L'idea è quindi quella di raccogliere un massimo di dati e condividerli. Compresi tutti quelli forniti dai registratori biologici, questi dispositivi elettronici attaccati agli animali per misurare i loro movimenti e cambiamenti nel comportamento. 

Per avere un quadro più preciso dei cambiamenti indotti dall'antropausa, sarà ovviamente necessario raccogliere le misure prese prima, durante e dopo la pandemia. È quindi essenziale considerare la possibilità di proseguire o addirittura estendere gli studi in corso. 

Ma studiare gli animali non è abbastanza.

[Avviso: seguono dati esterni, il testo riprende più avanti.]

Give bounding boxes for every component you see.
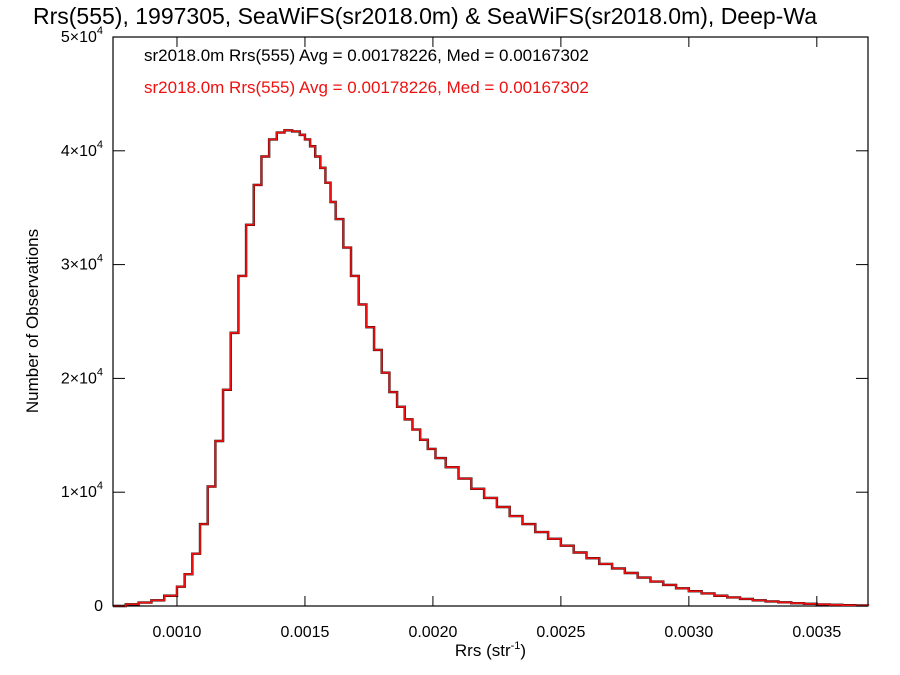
y-tick-label: 3×104 xyxy=(61,253,103,274)
annotation-black: sr2018.0m Rrs(555) Avg = 0.00178226, Med… xyxy=(144,46,589,65)
y-axis-label: Number of Observations xyxy=(23,229,42,413)
y-tick-label: 4×104 xyxy=(61,139,103,160)
x-tick-label: 0.0020 xyxy=(408,624,457,641)
y-tick-label: 1×104 xyxy=(61,480,103,501)
x-tick-label: 0.0030 xyxy=(664,624,713,641)
series-0-line xyxy=(113,129,869,607)
y-tick-label: 2×104 xyxy=(61,366,103,387)
x-tick-label: 0.0015 xyxy=(280,624,329,641)
x-tick-label: 0.0010 xyxy=(153,624,202,641)
chart-title: Rrs(555), 1997305, SeaWiFS(sr2018.0m) & … xyxy=(33,3,817,29)
x-tick-label: 0.0025 xyxy=(536,624,585,641)
y-tick-label: 0 xyxy=(94,598,103,615)
y-tick-label: 5×104 xyxy=(61,25,103,46)
annotation-red: sr2018.0m Rrs(555) Avg = 0.00178226, Med… xyxy=(144,78,589,97)
x-tick-label: 0.0035 xyxy=(792,624,841,641)
plot-frame xyxy=(112,36,869,607)
x-axis-label: Rrs (str-1) xyxy=(455,640,526,660)
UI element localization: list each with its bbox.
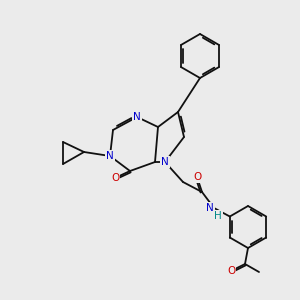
Text: O: O xyxy=(193,172,201,182)
Text: O: O xyxy=(111,173,119,183)
Text: O: O xyxy=(227,266,235,276)
Text: H: H xyxy=(214,211,222,221)
Text: N: N xyxy=(133,112,141,122)
Text: N: N xyxy=(106,151,114,161)
Text: N: N xyxy=(161,157,169,167)
Text: N: N xyxy=(206,203,214,213)
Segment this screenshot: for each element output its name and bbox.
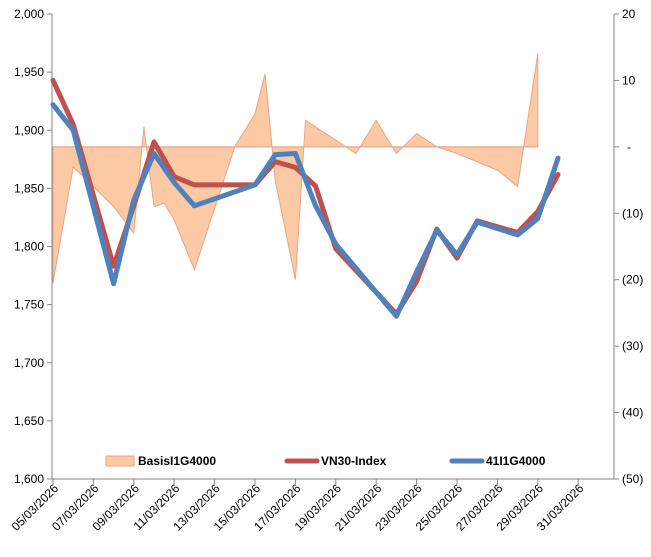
right-axis-tick-label: - bbox=[627, 140, 631, 154]
left-axis-tick-label: 1,850 bbox=[14, 181, 44, 195]
left-axis-tick-label: 1,900 bbox=[14, 123, 44, 137]
left-axis-tick-label: 1,700 bbox=[14, 356, 44, 370]
right-axis-tick-label: (20) bbox=[622, 273, 643, 287]
right-axis-tick-label: (30) bbox=[622, 339, 643, 353]
series-41i1g4000-line bbox=[50, 102, 561, 319]
left-axis-tick-label: 2,000 bbox=[14, 7, 44, 21]
left-axis-tick-label: 1,650 bbox=[14, 414, 44, 428]
legend-basis-swatch bbox=[105, 455, 135, 467]
right-axis-tick-label: (50) bbox=[622, 472, 643, 486]
left-axis-tick-label: 1,600 bbox=[14, 472, 44, 486]
legend-basis-label: BasisI1G4000 bbox=[138, 454, 216, 468]
right-axis-tick-label: 20 bbox=[622, 7, 636, 21]
right-axis-tick-label: (40) bbox=[622, 406, 643, 420]
right-axis-tick-label: (10) bbox=[622, 206, 643, 220]
left-axis-tick-label: 1,750 bbox=[14, 298, 44, 312]
right-axis-tick-label: 10 bbox=[622, 73, 636, 87]
legend-vn30-label: VN30-Index bbox=[321, 454, 387, 468]
left-axis-tick-label: 1,800 bbox=[14, 240, 44, 254]
legend-41i1g4000-label: 41I1G4000 bbox=[486, 454, 546, 468]
left-axis-tick-label: 1,950 bbox=[14, 65, 44, 79]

Per sapere più precisamente come l'uomo abbia cambiato le sue abitudini, sarebbe anche necessario avere accesso ai suoi bio-registratori ... cioè i dispositivi elettronici che trasporta su di sé, come gli smartphone che ne registrano tutti i suoi movimenti. 

I ricercatori chiedono quindi ai produttori, agli operatori e ai governi di trovare un modo per raccogliere scientificamente tutte queste informazioni, nel pieno rispetto della tutela della privacy. 

Affinché gli studi sul campo possano continuare, il team di ricerca chiede che, anche in luoghi ancora soggetti a restrizioni dovute alla pandemia, gli scienziati possano accedervi, dopo aver preso tutte le precauzioni necessarie. 

Ultimo punto, ma cruciale per un importante studio sull'antropausa, ciò richiede finanziamenti di emergenza. Ma il gioco vale la candela, secondo gli autori dell'articolo. 

Lo studio identificherà infatti le specie fortemente influenzate dall'attività umana ma che sono in grado di adattarsi ai cambiamenti e quelle più vulnerabili. 

Analizzando i cambiamenti che si sono verificati, ad esempio intorno alle strade o alle ferrovie, che sono meno utilizzati durante il confinamento, abbiamo potuto trarre lezioni per percorsi futuri che avrebbero un impatto minore sulla fauna selvatica apportando solo lievi modifiche. 

In breve, l'intera convivenza tra uomo e animale potrebbe essere migliorata. 'Nessuno sta chiedendo agli umani di rimanere in uno stato di blocco permanente', scrivono gli autori. 
'L'antropausa ci ha riportato ai livelli di mobilità umana osservati qualche decennio fa, non secoli. Ciò significa che possiamo anche scoprire quali cambiamenti relativamente minori nei nostri stili di vita possono potenzialmente avere importanti benefici per gli ecosistemi e gli esseri umani'. 
Il suo pensiero si conclude con questo promettente appello: 'Sarebbe meraviglioso se un'attenta ricerca durante questo periodo di crisi ci aiutasse a trovare modi innovativi per padroneggiare i nostri stili di vita sempre più espansivi, e riscoprire l'importanza di un ambiente sano per il nostro benessere e per sostituire la sensazione di possesso con una sensazione di appartenenza. Speriamo che le persone sceglieranno di ascoltare questa sveglia'.